几十号街坊排着长队,七嘴八舌地把一肚子苦水全倒了出来。老王手里的钢笔在硬皮卷宗上“沙沙”地走着,笔尖摩擦纸张的声音,成了这屋里唯一的节奏。
许大茂一直靠在生着旺火的铸铁煤炉子边上,双手插在军大衣的兜里,一边烤火,一边拿眼角的余光冷冷地盯着已经被押进审讯室的那几扇铁门。
他被牵扯进来,除了做苦主指认赃物,还得配合警方做详细的笔录,这就得多浪费不少时间。
但许大茂一点都不觉得烦。相反,他这会儿心里畅快得恨不得当场翻两个跟头。
眼瞅着院里那些大妈大爷们把几分钱、几毛钱的烂账都报得差不多了,许大茂一挑眉毛,大步流星地走到了办公桌前,拉开那张掉漆的木椅子,大马金刀地坐了下来。
“王同志,街坊们那点事儿,顶多算是贪小便宜。”
许大茂把领口的扣子解开,脖子往前一探,两眼放光,嗓门提得老高:
“要论在这红星四合院里,被阎埠贵敲诈勒索得最狠的,那绝对是我许大茂!他那叫明抢!是利用职务之便骑在我头上拉屎!”
老王停下钢笔,甩了甩有些发酸的手腕,抬头看着他:“许大茂,报案讲究实事求是。你被拿了什么,什么时间,说清楚。”
“您记好了!”
许大茂一拍大腿,掰着手指头,如数家珍地倒了起来:
“第一件!五九年秋天!我下乡给红星公社放电影,老乡看我辛苦,送了我两只活的野兔子。我刚推着车进四合院大门,阎埠贵戴着个红袖箍就窜出来了!”
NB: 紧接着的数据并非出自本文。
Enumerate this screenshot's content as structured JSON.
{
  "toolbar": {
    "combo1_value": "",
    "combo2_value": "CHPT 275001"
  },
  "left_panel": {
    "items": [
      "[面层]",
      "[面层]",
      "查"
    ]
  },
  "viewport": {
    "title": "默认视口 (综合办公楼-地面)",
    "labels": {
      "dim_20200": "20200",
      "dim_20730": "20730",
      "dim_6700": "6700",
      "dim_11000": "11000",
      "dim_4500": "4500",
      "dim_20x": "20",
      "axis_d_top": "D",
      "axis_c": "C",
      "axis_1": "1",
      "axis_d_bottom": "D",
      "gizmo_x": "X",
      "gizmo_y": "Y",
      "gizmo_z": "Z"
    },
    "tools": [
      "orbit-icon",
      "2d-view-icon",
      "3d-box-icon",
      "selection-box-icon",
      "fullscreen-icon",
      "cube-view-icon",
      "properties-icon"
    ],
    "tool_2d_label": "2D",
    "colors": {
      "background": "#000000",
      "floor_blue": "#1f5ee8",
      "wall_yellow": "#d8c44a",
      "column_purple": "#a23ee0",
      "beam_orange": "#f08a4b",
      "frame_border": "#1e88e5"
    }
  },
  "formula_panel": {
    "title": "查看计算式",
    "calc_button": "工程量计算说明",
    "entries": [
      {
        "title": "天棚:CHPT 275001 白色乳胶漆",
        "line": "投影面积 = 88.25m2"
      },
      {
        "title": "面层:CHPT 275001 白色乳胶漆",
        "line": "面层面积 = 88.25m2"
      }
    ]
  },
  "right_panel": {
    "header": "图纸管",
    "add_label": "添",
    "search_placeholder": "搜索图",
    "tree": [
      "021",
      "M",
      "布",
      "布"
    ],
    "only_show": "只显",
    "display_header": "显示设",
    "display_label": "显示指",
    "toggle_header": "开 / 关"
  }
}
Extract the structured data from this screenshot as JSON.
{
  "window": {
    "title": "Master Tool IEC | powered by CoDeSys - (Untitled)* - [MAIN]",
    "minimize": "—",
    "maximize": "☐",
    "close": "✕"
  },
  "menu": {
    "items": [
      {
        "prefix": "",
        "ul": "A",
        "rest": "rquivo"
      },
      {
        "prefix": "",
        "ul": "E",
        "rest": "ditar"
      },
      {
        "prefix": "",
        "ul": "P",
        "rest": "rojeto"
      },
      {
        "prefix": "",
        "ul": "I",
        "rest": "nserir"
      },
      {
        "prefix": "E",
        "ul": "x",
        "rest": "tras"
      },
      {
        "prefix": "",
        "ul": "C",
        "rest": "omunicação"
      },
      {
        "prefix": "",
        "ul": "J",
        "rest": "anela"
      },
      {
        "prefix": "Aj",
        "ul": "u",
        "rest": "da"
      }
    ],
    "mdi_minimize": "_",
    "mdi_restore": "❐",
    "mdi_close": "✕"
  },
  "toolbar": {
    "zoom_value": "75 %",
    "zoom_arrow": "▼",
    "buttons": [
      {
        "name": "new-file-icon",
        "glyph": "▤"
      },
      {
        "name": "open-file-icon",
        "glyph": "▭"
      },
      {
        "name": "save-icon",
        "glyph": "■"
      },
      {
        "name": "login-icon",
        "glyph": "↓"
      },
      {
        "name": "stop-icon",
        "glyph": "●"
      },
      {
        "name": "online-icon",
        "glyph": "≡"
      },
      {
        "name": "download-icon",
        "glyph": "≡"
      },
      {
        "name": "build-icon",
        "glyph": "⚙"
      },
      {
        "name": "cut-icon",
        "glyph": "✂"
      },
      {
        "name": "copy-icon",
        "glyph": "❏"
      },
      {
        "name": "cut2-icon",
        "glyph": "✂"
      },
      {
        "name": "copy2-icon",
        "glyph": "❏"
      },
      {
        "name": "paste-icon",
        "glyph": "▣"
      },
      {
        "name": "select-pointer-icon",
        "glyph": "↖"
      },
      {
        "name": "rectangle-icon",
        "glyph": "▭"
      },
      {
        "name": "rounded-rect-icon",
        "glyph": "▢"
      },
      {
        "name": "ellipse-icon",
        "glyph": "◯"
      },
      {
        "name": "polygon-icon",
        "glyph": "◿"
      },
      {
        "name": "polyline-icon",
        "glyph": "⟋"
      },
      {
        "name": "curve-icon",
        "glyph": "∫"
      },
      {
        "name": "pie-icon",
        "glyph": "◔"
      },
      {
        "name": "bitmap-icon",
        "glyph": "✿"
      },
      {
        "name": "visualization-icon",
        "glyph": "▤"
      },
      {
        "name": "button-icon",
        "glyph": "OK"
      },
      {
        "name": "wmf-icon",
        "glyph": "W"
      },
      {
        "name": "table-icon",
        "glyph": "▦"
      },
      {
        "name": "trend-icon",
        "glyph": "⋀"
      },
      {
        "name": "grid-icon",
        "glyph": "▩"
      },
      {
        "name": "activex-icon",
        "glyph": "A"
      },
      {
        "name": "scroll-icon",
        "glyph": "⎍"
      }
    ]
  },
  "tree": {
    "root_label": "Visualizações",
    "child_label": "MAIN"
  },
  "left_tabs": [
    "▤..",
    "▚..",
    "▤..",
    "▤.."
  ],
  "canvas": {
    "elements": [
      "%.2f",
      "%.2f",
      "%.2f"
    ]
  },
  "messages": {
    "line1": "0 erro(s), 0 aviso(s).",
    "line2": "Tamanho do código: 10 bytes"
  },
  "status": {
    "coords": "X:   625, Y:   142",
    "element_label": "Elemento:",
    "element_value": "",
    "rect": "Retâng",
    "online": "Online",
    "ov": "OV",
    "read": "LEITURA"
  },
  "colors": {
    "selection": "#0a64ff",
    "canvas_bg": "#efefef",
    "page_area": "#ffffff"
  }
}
“他拦在门槛上,非说我这野兔子是挖社会主义墙角,是投机倒把,威胁我要去轧钢厂保卫科举报我!我当时年轻怕事,硬生生被他抢走了一只四斤重的大肥兔!这折成市价,少说得两块钱!”
老王眉头紧锁,钢笔在纸上飞快记录:“还有呢?”
“第二件!六零年腊月!”
许大茂越说越来气,唾沫星子乱飞:
“我去乡下放完电影,带回来半麻袋的红薯。阎埠贵美其名曰‘大院过路费’,从我麻袋里挑了三个最大、最匀溜的红薯拿走!那三个红薯加起来得有四斤重!”
“第三件!前年春天,我带回来两瓶正宗的汾酒。他也是打着三大爷的旗号,非说我带违禁品,直接从我网兜里顺走了一瓶!那可是汾酒啊!一块五一瓶还要票!”